Analyzing the republican tax bill has been a challenge because of the complexity of the U.S. tax code and the alacrity with which the bill was forced through both houses. The Congressional Budget Office had hardly weighed in before the gavel was slammed and the bill was on its way to being signed. So, what impact will it have on average Americans and corporations?
The republican tax plan sought to lower the corporate tax rate from 35 percent to 21 percent and render the overall tax code more intuitive for Americans to navigate. The reasoning behind doing so was that lowering the corporate tax rate by 14 percentage points would lead to unprecedented investment and rehiring in the United States.
That claim was the basis for Paul Ryan’s claim that this tax reform bill could well prove budget neutral – by spurring massive investment – and not a $1.4 trillion addition to the deficit as many impartial economic bodies had estimated.

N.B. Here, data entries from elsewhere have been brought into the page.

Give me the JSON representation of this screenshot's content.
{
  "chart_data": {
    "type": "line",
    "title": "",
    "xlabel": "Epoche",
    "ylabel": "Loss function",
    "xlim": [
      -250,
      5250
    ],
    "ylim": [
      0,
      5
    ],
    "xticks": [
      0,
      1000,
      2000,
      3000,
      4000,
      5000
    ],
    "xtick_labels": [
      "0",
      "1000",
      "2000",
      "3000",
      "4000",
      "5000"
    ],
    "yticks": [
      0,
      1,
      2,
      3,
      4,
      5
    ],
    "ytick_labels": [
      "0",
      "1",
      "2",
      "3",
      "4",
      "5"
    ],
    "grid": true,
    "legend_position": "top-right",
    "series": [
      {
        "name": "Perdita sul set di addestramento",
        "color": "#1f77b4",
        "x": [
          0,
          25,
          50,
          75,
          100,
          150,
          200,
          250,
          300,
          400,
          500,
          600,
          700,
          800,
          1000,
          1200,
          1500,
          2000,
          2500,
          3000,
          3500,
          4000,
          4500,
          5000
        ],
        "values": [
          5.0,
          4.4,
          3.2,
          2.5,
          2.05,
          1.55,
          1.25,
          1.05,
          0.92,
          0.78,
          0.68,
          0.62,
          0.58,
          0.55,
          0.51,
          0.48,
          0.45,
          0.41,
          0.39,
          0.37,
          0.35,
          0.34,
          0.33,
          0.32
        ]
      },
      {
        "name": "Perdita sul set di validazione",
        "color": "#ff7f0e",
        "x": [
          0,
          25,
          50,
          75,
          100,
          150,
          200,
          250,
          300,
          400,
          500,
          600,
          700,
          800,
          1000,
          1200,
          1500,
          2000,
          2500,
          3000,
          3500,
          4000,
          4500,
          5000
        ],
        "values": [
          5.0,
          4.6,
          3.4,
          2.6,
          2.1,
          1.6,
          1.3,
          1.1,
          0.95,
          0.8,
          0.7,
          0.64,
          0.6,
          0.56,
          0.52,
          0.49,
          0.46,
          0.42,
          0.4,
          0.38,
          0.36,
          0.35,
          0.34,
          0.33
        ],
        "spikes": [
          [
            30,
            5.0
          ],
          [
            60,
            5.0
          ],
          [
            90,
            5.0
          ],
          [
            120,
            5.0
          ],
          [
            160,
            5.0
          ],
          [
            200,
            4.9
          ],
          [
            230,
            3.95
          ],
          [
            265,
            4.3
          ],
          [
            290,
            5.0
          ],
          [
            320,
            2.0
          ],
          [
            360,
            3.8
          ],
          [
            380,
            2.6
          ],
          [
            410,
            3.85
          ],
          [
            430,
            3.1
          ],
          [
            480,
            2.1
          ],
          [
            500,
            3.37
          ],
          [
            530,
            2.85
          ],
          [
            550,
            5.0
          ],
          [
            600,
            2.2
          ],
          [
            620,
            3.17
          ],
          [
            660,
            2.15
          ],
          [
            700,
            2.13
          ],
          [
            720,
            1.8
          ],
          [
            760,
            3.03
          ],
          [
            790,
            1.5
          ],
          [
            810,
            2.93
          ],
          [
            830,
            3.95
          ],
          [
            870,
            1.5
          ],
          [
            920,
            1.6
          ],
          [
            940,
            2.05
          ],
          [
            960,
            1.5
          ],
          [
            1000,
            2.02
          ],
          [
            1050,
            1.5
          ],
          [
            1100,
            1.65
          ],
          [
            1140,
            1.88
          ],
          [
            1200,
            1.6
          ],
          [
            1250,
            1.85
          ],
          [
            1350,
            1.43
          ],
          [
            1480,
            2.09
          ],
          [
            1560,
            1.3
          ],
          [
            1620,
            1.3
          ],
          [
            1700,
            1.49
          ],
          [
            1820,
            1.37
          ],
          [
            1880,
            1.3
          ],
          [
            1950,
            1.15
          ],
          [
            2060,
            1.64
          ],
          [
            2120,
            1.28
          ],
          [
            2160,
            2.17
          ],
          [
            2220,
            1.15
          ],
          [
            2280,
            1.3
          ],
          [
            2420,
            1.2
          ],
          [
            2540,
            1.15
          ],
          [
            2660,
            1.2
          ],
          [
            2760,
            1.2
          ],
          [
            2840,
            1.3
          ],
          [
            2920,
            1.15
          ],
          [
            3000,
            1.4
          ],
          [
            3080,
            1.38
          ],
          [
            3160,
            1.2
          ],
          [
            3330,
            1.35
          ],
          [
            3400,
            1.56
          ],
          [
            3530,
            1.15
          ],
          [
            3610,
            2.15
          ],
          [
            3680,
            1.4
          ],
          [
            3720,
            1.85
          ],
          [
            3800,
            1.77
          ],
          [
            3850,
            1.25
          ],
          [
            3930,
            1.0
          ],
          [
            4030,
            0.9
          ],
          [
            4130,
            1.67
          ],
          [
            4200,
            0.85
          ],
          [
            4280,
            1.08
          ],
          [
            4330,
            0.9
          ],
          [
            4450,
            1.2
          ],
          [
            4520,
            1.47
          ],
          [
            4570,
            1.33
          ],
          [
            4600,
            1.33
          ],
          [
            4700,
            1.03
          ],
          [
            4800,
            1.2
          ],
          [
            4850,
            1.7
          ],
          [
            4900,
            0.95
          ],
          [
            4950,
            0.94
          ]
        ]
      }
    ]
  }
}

Others object to Paul Ryan’s claims on the grounds that the tax cuts for families are temporary and quickly phased out whereas the tax cuts for corporations are permanent.
Financial experts were quick to point out that companies comprising Standard and Poor’s top 500 companies are already buoyed by more than one trillion in uninvested capital. Observers haven’t been overwhelmed with an investment boom from these companies, say skeptics of Paul Ryan’s tax reform agenda.
Another popular argument is that more savings and fewer taxes will lead companies to invest in better technology, which will inevitably cause firms to hire more workers and raise wages. Here again, history tells a different story as firms in the past have pocked the savings and largely employed technology to downsize and automate jobs out of existence. Stock buybacks and greater corporate interest in dividends have been more likely sources of investment for big companies.
In fact, paying down corporate debt and buying back more stock were the two things that CEOs from around the country said they would do in the event of tax cuts, according to research conducted by Bank of America.
The conservative think tank funded by the Koch brothers, the Cato Institute, estimated that some time in the distant future tax changes enacted today could bolster the average worker’s salary by up to $2,000. That’s very good news for workers, but only time will tell the full corporate impact.